NEW DELHI/SINGAPORE (Reuters) - India may turn into a net importer of fuel oil as its state-owned refiners are making multi-billion dollar investments to upgrade their refineries and produce more profitable refined products such as gasoline or diesel.
India has traditionally been a net exporter of fuel oil, the residue oil left after initial crude refining that is typically used in shipping and power generation.
That is about to change.
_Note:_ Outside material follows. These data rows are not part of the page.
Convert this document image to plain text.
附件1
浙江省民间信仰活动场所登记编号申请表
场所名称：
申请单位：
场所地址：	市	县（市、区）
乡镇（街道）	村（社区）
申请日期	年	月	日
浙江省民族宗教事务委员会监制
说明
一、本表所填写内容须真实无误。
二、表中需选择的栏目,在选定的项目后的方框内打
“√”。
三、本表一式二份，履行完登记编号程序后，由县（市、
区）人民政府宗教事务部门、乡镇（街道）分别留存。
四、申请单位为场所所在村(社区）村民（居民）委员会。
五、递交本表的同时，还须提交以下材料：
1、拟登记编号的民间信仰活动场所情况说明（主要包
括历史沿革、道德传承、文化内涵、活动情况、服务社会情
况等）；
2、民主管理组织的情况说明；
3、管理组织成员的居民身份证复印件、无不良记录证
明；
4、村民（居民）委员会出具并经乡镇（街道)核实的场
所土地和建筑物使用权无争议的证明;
Three state-run energy firms -- Indian Oil Corp, Bharat Petroleum and Hindustan Petroleum -- plan to spend $20 billion on refinery expansions to add units by 2022 that would process fuel oil into gasoline and diesel, boosting their output to meet growing local demand for transport fuels.
"Our fuel oil production will be less because everywhere we are going for residue upgrades," said B. Ashok, Chairman of the country's biggest refiner Indian Oil Corp (IOC).
Private refiners Reliance Industries and Essar Oil have already invested heavily to build advanced refineries which produce gasoline at the expense of fuel oil.
With state refiners now doing the same, India will soon have to sharply raise imports of fuel oil, two traders that participate in the market said.
India's net fuel oil exports averaged 109,000 tonnes from April to September, according to the country's Petroleum Planning and Analysis Cell, and the traders estimate this could flip into a need to raise fuel oil imports as early as late 2017.
As a result, the price difference between diesel and fuel oil could narrow further from its current $17.61 a barrel, as Indian shipping fuel demand rises with the government's thrust on the coastal movement of cargoes, considered more cost efficient than road transport.
"Already, gasoil and fuel oil differentials have started shrinking from about $30 three years ago to $16-$18 now and it is likely to narrow further as refiners are destroying fuel oil to produce gasoil and gasoline," said S. Thangapandian, director at Gulf Petrochem.
Indian refiners' expansion plans almost coincide with changing shipping fuel norms from 2020 requiring the use of low-sulphur fuels.
IOC is the biggest expansion investor, planning to spend 500 billion rupees ($7.48 billion) by 2022 to raise its refining capacity by about 30 percent to 2.08 million barrels per day (bpd) including expanding its Panipat refinery in northern India to about 400,000 to 500,000 bpd.
HPCL and BPCL plan to spend $11.25 billion to expand refineries and install fuel oil upgrading units, halting fuel oil output in almost all plants.